Menurutnya, capaian tersebut tidak diraih secara instan. Proses persiapan dimulai sejak 15 April 2025 dengan pembentukan tim akreditasi yang membagi tanggung jawab berdasarkan 11 standar penilaian. Setiap anggota tim bertanggung jawab menyusun dokumen sesuai standar masing-masing selama kurang lebih satu bulan.

Selanjutnya, pada 19 hingga 31 Mei 2025, tim melakukan pembahasan intensif atau “karantina” untuk meninjau kembali dokumen dan memastikan kesesuaian antara deskripsi narasi dengan bukti fisik. Dalam instrumen akreditasi, terdapat 73 butir pertanyaan yang harus dijawab secara komprehensif dengan manajemen pengelolaan berbeda di tiap standar.

Amin menekankan bahwa tantangan terbesar dalam meraih akreditasi unggul terletak pada manajemen administrasi dan pengarsipan dokumen. “Semua data harus terdokumentasi dengan baik dan terekam dalam sistem basis data yang rapi. Tanpa administrasi yang kuat, sulit mencapai hasil maksimal,” jelasnya.

Ia menambahkan, status Unggul membawa dampak signifikan bagi institusi maupun mahasiswa. Dari sisi institusi, akreditasi ini menunjang peningkatan kualitas dan kuantitas pengelolaan program studi. Sementara bagi mahasiswa dan alumni, status Unggul sangat berpengaruh dalam melanjutkan studi maupun memasuki dunia kerja.

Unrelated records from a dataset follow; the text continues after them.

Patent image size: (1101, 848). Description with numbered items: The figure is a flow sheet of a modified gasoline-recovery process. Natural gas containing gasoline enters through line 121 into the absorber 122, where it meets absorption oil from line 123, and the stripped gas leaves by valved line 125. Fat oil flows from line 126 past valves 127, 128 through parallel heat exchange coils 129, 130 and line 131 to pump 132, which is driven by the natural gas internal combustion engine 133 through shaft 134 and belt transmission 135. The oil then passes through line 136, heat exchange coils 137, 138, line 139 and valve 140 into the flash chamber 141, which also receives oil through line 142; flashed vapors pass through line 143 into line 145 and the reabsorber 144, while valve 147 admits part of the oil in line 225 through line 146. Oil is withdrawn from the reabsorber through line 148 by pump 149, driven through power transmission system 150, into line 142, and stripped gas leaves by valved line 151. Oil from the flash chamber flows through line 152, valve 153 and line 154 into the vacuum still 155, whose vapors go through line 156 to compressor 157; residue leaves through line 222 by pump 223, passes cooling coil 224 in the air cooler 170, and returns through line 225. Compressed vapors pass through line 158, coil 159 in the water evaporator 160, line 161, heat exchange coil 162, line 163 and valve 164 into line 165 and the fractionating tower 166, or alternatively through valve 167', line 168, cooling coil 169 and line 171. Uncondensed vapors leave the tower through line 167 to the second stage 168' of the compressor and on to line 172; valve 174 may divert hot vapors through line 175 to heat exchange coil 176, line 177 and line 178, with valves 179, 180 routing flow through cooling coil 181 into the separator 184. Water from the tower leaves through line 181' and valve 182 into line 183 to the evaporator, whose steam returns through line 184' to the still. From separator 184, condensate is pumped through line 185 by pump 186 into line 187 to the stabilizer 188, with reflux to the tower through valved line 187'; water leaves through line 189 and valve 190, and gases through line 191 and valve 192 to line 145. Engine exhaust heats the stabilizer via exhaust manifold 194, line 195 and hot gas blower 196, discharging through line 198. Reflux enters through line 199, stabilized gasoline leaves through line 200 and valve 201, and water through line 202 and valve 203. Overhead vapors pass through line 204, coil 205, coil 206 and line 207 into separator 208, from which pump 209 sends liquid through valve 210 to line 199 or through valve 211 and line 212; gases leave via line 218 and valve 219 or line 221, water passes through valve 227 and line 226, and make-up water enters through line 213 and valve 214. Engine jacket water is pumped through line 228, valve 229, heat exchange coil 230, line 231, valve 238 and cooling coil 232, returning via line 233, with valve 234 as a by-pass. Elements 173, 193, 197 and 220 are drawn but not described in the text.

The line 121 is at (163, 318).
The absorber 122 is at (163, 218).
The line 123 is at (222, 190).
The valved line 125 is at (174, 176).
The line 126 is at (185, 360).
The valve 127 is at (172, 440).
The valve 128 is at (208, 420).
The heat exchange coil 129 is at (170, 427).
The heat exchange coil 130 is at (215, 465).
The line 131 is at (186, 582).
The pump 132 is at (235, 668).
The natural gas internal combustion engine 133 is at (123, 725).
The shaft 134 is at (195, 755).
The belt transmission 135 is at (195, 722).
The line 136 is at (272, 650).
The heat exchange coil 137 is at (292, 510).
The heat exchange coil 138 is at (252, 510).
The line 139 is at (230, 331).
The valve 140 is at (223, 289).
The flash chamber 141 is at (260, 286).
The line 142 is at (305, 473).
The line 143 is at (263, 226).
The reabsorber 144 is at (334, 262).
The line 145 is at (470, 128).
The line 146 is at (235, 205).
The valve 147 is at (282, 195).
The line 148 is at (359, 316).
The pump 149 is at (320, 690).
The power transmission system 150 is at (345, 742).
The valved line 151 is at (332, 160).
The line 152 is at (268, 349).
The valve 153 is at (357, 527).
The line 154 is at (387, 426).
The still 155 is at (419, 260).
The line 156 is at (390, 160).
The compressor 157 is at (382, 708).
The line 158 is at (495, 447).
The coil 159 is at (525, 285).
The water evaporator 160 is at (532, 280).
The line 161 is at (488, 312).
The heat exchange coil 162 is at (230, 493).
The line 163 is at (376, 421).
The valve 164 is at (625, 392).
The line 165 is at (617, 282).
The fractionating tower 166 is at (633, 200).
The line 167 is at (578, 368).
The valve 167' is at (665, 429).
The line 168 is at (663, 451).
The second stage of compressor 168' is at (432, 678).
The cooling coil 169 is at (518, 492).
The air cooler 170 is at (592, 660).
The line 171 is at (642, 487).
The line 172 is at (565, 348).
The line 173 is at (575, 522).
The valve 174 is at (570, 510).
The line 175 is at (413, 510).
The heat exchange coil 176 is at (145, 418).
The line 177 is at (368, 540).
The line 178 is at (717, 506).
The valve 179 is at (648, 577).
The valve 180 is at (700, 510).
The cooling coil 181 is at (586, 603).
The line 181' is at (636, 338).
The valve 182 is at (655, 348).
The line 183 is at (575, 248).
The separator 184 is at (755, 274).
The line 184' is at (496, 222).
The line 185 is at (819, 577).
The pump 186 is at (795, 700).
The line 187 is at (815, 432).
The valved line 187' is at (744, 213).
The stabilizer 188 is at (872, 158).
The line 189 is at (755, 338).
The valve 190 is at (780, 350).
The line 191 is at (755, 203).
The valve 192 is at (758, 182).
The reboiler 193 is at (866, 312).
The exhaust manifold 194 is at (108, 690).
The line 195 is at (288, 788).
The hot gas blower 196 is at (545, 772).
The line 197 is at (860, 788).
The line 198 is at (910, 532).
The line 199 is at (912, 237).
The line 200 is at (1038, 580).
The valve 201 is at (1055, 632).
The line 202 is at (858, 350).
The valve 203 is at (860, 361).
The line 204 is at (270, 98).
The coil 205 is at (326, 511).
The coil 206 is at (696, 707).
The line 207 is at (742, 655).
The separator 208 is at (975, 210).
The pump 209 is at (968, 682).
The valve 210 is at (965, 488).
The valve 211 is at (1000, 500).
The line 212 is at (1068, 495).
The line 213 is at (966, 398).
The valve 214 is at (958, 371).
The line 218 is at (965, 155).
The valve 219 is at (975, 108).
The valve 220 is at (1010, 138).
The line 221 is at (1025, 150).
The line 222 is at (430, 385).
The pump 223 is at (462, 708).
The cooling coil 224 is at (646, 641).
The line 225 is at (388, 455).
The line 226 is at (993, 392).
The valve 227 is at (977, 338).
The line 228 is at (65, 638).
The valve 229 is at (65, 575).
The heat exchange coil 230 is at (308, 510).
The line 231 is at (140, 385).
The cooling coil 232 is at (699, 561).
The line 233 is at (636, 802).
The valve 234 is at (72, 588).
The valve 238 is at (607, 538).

Ke depan, Prodi Kesos menargetkan penguatan kualitas sumber daya manusia sebagai langkah menuju akreditasi internasional. Salah satu upaya yang akan dilakukan adalah peningkatan kompetensi dosen, termasuk kemampuan berbahasa asing, khususnya bahasa Inggris.

“Kami berharap Prodi Kesos dapat terus mempertahankan status unggul ini agar manfaatnya dirasakan oleh dosen, mahasiswa, alumni, dan seluruh civitas akademika FISIP UHO,” tuturnya.

Ia juga berpesan kepada mahasiswa agar menjadikan capaian ini sebagai momentum untuk meningkatkan kapasitas diri. “Tidak semua program studi mampu meraih akreditasi unggul. Manfaatkan kesempatan ini untuk memperkaya pengetahuan dan menjadikannya batu loncatan menuju masa depan yang lebih baik,” pesannya.

Kepada program studi lain yang tengah menyusun dokumen akreditasi, Amin mengingatkan agar tetap semangat dan tidak mudah menyerah. “Proses ini tidak bisa diselesaikan dalam satu hari. Butuh kesabaran, kerja sama, dan konsistensi agar hasilnya maksimal,” pungkasnya.